Haaretz, the leftish newspaper which reported this item on its front page, also ran a weird recipe for a Holy Land ice cream containing whipped cream, honey and olive oil. Sprinkle on a bit of rosemary with the drizzled olive oil and you have a Biblical sweet treat. Milk and honey, I can see...but this takes some getting used to. Not a likely prospect for a Baskin-Robbins scoop of the month.

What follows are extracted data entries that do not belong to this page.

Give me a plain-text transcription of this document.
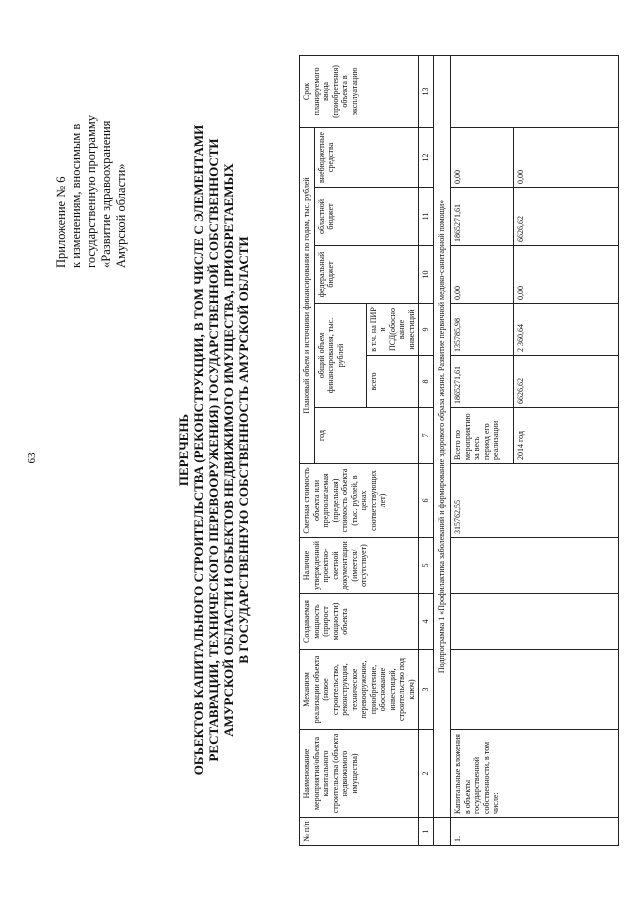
63
Приложение № 6 к изменениям, вносимым в государственную программу «Развитие здравоохранения Амурской области»
ПЕРЕЧЕНЬ ОБЪЕКТОВ КАПИТАЛЬНОГО СТРОИТЕЛЬСТВА (РЕКОНСТРУКЦИИ, В ТОМ ЧИСЛЕ С ЭЛЕМЕНТАМИ РЕСТАВРАЦИИ, ТЕХНИЧЕСКОГО ПЕРЕВООРУЖЕНИЯ) ГОСУДАРСТВЕННОЙ СОБСТВЕННОСТИ АМУРСКОЙ ОБЛАСТИ И ОБЪЕКТОВ НЕДВИЖИМОГО ИМУЩЕСТВА, ПРИОБРЕТАЕМЫХ В ГОСУДАРСТВЕННУЮ СОБСТВЕННОСТЬ АМУРСКОЙ ОБЛАСТИ
№ п/п	Наименование мероприятия/объекта капитального строительства (объекта недвижимого имущества)	Механизм реализации объекта (новое строительство, реконструкция, техническое перевооружение, приобретение, обоснование инвестиций, строительство под ключ)	Создаваемая мощность (прирост мощности) объекта	Наличие утвержденной проектно-сметной документации (имеется/отсутствует)	Сметная стоимость объекта или предполагаемая (предельная) стоимость объекта (тыс. рублей, в ценах соответствующих лет)	Плановый объем и источники финансирования по годам, тыс. рублей						Срок планируемого ввода (приобретения) объекта в эксплуатацию
						год	общий объем финансирования, тыс. рублей		федеральный бюджет	областной бюджет	внебюджетные средства	
							всего	в т.ч. на ПИР и ПСД(обоснование инвестиций				
1	2	3	4	5	6	7	8	9	10	11	12	13
	Подпрограмма 1 «Профилактика заболеваний и формирование здорового образа жизни. Развитие первичной медико-санитарной помощи»											
1.	Капитальные вложения в объекты государственной собственности, в том числе:				315762,55	Всего по мероприятию за весь период его реализации	1865271,61	135785,98	0,00	1865271,61	0,00	
						2014 год	6626,62	2 360,64	0,00	6626,62	0,00	
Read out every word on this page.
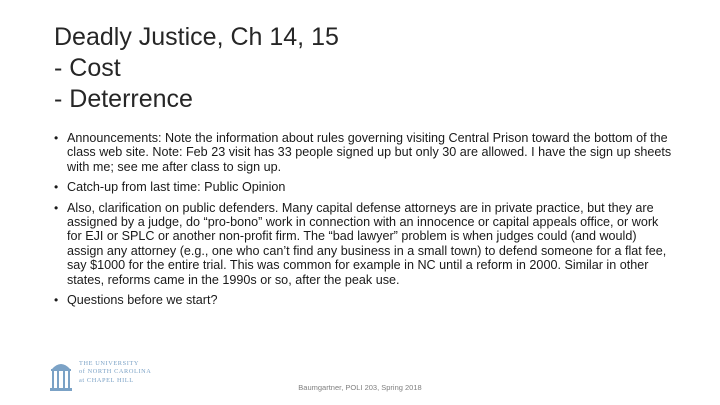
Deadly Justice, Ch 14, 15
- Cost
- Deterrence
• Announcements: Note the information about rules governing visiting Central Prison toward the bottom of the class web site. Note: Feb 23 visit has 33 people signed up but only 30 are allowed. I have the sign up sheets with me; see me after class to sign up.
• Catch-up from last time: Public Opinion
• Also, clarification on public defenders. Many capital defense attorneys are in private practice, but they are assigned by a judge, do “pro-bono” work in connection with an innocence or capital appeals office, or work for EJI or SPLC or another non-profit firm. The “bad lawyer” problem is when judges could (and would) assign any attorney (e.g., one who can’t find any business in a small town) to defend someone for a flat fee, say $1000 for the entire trial. This was common for example in NC until a reform in 2000. Similar in other states, reforms came in the 1990s or so, after the peak use.
• Questions before we start?
THE UNIVERSITY
of NORTH CAROLINA
at CHAPEL HILL
Baumgartner, POLI 203, Spring 2018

The Jerusalem Post devoted lots of space to the IDF's new American-built war gaming town, erected near Tze'elim in the southern Negev, where mock mosques, a marketplace, and an ersatz kasbah give a hyper-realistic setting for training exercises aimed at countering urban guerrilla warfare. William Arkin, a Vermont-based reporter, had leaked much of this last year, and the inaugural war games were opened up to the press. According to journalists who looked on, the young Israeli Defence Forces cadets were really ready to rock the kasbah. Canine and media handlers also will undergo training in the mock-up Muslim neighborhood, to prepare new tricks for the old dogs of war.

Friday, January 19, 2007

Bad Smell

King Abdullah II of Jordan has complained that nasty odors from an Israeli livestock facility are wafting into his palace on the Red Sea. Meanwhile, the ICAHD staged a march on Thursday 18 January, 2007 at 10.00 a.m. at the Girls School in Anata (near the Wall) to protest against the slaying by Border Police of the 10-year old daughter of Bassam Aramin. He is a member of Combatants for Peace, the Israeli-Palestinian peace organisation. Several high-profile Israelis turned out to demonstrate.
See The Israeli Committee Against House Demolitions (ICAHD), Jerusalem;

Wednesday, January 03, 2007

Teddy Kollek RIP

Izzy is away due to a family crisis, but wants to mark the passing of the lively Hungarian kibutznik who injected vibrancy into Jerusalem. Read this lively obituary (not necessarily an oxymoron) in the London press and tip your hat to Teddy Kollek

He is remembered as an outspoken Mayor of Jerusalem who transformed the city from sleepy outback to modern metropolis. It is less secular and more tense today. Kollek was born in Nagyvazsony, Hungary 27 May 1911; founder member, Kibbutz Ein Gev 1937; member, Political Dept, Jewish Agency for Palestine 1940; head of the US Division, Israel Foreign Ministry 1950; Minister to Washington 1951-52; Director-General, Prime Minister's Office 1962-65; chair, Government Tourist Corporation 1955-65; Mayor of Jerusalem 1965-93; married 1937 Tamar Schwartz (one son, one daughter); died Jerusalem 2 January 2007.

If you have a Teddy anecdote, please share. Izzy will be back blogging in ten days time.